A federal judge overturned the convictions of five New Orleans police officers over the shooting deaths of unarmed civilians, who in the aftermath of Hurricane Katrina were seeking help. The judge cited “grotesque” prosecutorial misconduct as the reason. In a piercing 129-page ruling, U.S. District Judge Kurt Engelhardt found that federal prosecutors had anonymously participated in public persecution that may have tainted the jury pool. Prosecutors posted damning critiques online about the accused officers and the NOPD before and during the 2011 trial. This, of course, is a breach of professional ethics, but also deprived the officers of a fair trial. The judge granted a new trial to all the officers.
“Re-trying this case is a very small price to pay in order to protect the validity of the verdict in this case, the institutional integrity of the Court, and the criminal justice system as a whole,” Judge Engelhardt wrote.
The judge’s decision effectively, yet temporarily, nullifies a U.S. Dept. of Justice success. The DOJ has been trying to clean up the troubled Louisiana criminal justice system for the last several years. Four of the five officers were accused of firing on a group of unarmed civilians on or near the Danziger Bridge on Sept. 4, 2005. The incident killed two people and severely injured others. The fifth officer was accused of covering it up afterwards. The judge’s ruling slammed two former top attorneys in the federal prosecutor’s office located in New Orleans, as well as a lawyer at the Justice Department’s Civil Rights Division. The prosecutors posted their prejudicial comments on NOLA.com, a website of a local newspaper. The comments centered on attacking the department, calling for guilty verdicts, and encouraging other commentators to poke holes in the defense’s case. The judge wrote that he was unaware of any other case in which prosecutors “acting with anonymity used social media to circumvent ethical obligations, professional responsibilities, and even to commit violations of the Code of Federal Regulations.”
He called the behavior “appalling”.
The Justice Department is checking on whether they can appeal.

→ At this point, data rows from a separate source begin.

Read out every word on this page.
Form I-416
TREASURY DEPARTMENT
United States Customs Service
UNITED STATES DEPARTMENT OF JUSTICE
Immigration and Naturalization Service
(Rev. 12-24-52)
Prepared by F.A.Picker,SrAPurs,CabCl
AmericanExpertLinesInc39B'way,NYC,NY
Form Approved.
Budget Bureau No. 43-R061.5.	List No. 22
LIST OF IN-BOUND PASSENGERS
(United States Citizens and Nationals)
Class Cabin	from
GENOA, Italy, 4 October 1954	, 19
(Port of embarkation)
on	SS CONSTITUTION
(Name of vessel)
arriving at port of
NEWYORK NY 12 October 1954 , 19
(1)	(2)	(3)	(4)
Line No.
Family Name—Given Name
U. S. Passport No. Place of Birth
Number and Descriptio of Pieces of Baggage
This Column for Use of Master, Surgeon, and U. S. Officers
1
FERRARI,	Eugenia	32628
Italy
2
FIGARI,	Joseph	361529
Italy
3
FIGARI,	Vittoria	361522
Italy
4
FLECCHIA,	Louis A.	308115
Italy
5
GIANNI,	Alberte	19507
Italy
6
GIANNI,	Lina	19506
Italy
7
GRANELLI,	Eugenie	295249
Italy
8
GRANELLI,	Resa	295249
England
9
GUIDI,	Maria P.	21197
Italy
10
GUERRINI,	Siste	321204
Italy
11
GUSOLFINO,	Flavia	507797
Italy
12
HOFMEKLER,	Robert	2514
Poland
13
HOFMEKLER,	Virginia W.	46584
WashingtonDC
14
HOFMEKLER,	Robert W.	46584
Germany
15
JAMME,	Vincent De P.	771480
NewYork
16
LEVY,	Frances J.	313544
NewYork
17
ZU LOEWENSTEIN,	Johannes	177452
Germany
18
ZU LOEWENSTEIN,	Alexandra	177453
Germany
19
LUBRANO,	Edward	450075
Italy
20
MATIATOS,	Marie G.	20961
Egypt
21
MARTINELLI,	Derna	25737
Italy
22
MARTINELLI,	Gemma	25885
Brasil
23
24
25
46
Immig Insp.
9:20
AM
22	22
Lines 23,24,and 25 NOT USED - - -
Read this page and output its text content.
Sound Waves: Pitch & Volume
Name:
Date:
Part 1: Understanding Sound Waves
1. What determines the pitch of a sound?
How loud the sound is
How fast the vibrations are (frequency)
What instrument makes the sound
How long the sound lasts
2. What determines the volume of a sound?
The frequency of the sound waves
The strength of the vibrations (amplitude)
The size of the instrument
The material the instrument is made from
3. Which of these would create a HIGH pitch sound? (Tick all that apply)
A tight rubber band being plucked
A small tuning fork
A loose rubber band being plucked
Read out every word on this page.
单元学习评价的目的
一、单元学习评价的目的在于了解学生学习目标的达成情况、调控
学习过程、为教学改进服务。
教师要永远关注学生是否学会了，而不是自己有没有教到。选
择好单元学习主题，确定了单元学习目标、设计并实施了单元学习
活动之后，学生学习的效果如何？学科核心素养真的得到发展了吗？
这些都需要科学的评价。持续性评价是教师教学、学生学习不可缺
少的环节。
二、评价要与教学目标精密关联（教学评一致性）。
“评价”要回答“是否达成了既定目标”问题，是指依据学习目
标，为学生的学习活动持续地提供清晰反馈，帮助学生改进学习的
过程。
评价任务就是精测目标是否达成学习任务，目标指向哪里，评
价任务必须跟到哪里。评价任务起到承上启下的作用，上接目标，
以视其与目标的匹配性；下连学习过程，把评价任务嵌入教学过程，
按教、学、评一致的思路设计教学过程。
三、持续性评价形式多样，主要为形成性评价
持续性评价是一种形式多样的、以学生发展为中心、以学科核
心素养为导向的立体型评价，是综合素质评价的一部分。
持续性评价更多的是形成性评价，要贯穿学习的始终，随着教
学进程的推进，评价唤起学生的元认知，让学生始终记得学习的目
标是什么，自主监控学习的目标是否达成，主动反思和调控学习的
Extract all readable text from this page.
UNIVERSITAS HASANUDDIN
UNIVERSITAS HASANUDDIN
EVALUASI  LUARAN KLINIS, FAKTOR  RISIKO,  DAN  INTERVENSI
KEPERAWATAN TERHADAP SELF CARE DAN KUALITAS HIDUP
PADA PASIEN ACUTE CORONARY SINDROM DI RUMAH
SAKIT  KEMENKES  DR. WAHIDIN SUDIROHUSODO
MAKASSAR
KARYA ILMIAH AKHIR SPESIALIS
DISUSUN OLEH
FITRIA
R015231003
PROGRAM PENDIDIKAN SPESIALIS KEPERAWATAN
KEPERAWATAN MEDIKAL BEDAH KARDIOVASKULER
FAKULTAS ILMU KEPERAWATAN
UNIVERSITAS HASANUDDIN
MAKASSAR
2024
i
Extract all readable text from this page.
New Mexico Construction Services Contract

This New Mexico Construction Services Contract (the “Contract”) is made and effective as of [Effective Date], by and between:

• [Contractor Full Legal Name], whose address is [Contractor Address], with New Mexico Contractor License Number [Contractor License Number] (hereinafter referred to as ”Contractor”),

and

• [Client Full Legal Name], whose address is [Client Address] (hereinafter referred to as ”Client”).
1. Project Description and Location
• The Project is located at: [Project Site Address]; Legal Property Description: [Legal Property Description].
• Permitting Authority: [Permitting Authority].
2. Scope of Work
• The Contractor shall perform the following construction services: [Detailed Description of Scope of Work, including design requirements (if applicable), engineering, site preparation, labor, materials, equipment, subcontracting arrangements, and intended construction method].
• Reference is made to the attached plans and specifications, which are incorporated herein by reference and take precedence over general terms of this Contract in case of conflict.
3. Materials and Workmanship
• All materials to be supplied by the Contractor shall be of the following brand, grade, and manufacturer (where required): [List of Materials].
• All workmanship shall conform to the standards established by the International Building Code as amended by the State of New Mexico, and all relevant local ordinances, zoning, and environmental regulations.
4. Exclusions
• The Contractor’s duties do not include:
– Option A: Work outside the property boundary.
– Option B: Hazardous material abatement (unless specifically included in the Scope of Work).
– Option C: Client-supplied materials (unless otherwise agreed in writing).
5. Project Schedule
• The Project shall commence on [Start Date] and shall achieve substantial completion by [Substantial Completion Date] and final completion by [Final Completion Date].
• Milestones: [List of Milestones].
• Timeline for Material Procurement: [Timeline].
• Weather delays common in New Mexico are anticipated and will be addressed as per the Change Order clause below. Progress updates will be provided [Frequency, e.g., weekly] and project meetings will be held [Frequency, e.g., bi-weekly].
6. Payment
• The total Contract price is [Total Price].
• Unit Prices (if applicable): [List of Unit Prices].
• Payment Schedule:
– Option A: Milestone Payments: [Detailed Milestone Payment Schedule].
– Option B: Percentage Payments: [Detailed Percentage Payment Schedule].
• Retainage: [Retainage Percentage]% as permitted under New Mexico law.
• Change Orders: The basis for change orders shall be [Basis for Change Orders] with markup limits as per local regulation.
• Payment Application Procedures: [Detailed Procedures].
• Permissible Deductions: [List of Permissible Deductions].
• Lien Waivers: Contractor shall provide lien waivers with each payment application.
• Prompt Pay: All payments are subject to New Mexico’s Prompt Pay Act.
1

Judge Engelhardt’s ruling sets the stage for another round of trials for former detective Arthur Kaufman (charged with directing a complex coverup), former officers Anthony Villavaso, Kenneth Bowen, Robert Gisevius, and Robert Faulcon (all charged with opening fire on civilians). Judge Engelhardt had overseen the trial and sentenced the officers to prison terms ranging from 6 to 65 years. The appellate lawyers for the officers had appealed the ruling because prosecutors had “engaged in a secret public relations campaign” to inflame public opinion to secure a conviction. The judge couldn’t find evidence of an organized campaign, but individual prosecutors did participate in unseemly conduct, which had the same effect.
Two of the prosecutors involved in the online posting, Sal Perricone and Jan Mann, resigned after their conduct became known. It is unclear what the employment status of the D.C.-based Justice Department lawyer implicated in the scandal, Karla Dobinski, is or how it was affected by the revelations. News that federal prosecutors were participating in shaping public opinion first broke in 2012 and cost Jim Letten, the top prosecutor, his job. The Department of Justice’s Office of Professional Responsibility launched an investigation as well. Judge Engelhardt’s ruling called into question the impartiality of the probe.